Maka dari itu, PB IDI mendorong supaya ada perbaikan total dalam sistem operasional BPJS, sehingga tidak sampai berdampak pada berkurangnya mutu pelayanan medis.
Kata Profesor Ilham, dukungan BPJS Kesehatan dalam Program Kartu Indonesia Sehat (KIS) selama ini, baru sebatas pencitraan yaitu menambah jumlah peserta.
“Yang dilakukan BPJS untuk capai sasaran sepengamatan kami hanya dalam bentuk pencitraan yaitu menambah cakupan peserta. Keberhasilan BPJS belum terlihat, terutama pada sistem operasionalnya,” ujarnya dalam keterangan pers yang digelar di Kantor Pusat PB IDI, Jakarta Pusat, Kamis (2/8/2018).
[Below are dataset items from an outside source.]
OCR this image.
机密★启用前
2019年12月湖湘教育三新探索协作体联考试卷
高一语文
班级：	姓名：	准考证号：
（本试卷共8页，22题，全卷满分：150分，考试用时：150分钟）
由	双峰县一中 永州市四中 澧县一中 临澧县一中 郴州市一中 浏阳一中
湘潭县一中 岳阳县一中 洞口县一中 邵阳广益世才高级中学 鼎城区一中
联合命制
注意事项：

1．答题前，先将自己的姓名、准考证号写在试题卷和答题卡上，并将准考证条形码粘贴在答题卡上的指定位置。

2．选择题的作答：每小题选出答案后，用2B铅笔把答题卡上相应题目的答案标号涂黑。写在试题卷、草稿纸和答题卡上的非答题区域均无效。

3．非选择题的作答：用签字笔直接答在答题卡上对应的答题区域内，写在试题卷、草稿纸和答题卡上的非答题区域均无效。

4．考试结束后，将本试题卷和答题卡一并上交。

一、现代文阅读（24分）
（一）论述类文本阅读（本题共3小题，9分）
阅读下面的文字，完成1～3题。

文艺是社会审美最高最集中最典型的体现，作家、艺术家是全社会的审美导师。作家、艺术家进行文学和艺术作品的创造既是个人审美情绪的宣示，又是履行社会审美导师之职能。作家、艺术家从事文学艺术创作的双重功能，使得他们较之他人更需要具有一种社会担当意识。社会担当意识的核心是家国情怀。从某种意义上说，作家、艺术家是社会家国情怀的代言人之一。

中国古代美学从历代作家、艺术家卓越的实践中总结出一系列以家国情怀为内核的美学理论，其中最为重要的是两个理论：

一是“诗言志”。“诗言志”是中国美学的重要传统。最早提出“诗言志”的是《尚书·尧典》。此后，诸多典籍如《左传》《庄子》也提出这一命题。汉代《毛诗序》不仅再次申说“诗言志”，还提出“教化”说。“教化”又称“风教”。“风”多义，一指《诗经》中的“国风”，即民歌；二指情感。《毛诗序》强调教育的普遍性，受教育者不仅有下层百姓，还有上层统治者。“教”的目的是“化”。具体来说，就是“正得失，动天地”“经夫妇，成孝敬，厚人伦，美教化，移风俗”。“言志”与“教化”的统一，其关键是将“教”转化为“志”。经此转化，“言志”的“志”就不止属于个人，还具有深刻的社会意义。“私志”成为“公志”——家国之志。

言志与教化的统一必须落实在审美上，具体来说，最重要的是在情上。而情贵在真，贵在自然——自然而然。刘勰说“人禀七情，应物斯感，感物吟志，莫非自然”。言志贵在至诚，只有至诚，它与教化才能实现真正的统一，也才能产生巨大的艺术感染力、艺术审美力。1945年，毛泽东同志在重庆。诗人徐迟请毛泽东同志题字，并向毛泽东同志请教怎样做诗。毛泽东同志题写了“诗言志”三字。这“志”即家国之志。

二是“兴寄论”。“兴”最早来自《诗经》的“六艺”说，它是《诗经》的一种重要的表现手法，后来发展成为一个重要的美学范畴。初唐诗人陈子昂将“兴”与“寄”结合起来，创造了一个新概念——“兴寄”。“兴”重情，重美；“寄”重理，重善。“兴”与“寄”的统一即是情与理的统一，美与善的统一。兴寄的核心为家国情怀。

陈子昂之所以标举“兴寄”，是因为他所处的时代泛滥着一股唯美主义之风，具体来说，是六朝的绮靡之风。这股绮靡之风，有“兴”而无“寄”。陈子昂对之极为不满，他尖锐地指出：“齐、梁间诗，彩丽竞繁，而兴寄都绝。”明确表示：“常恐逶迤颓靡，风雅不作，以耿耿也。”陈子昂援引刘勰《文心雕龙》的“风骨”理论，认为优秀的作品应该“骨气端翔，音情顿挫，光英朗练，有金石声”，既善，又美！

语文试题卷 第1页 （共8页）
Di sisi lain, PB IDI juga menyayangkan terbitnya Peraturan Direktur Jaminan Pelayanan Kesehatan Nomor 2, 3 dan 5 Tahun 2018, yang mulai berlaku 21 Juli 2018.
Dalam peraturan tersebut, bayi baru lahir dengan kondisi sehat pascaoperasi caesar atau normal dengan atau tanpa penyulit, dibayar dalam satu paket persalinan.
Kemudian, penderita penyakit katarak dijamin BPJS Kesehatan kalau visus kurang dari 6/18. Tapi, jumlah pasien operasi katarak dibatasi dengan kuota.
Peraturan Direktur Jaminan Pelayanan Kesehatan itu juga membatasi tindakan rehabilitasi medis, dua kali per minggu, atau delapan kali dalam satu bulan.
Menurut PB IDI, peraturan tersebut berdampak signifikan menurunkan mutu pelayanan kesehatan, sekaligus merugikan masyarakat.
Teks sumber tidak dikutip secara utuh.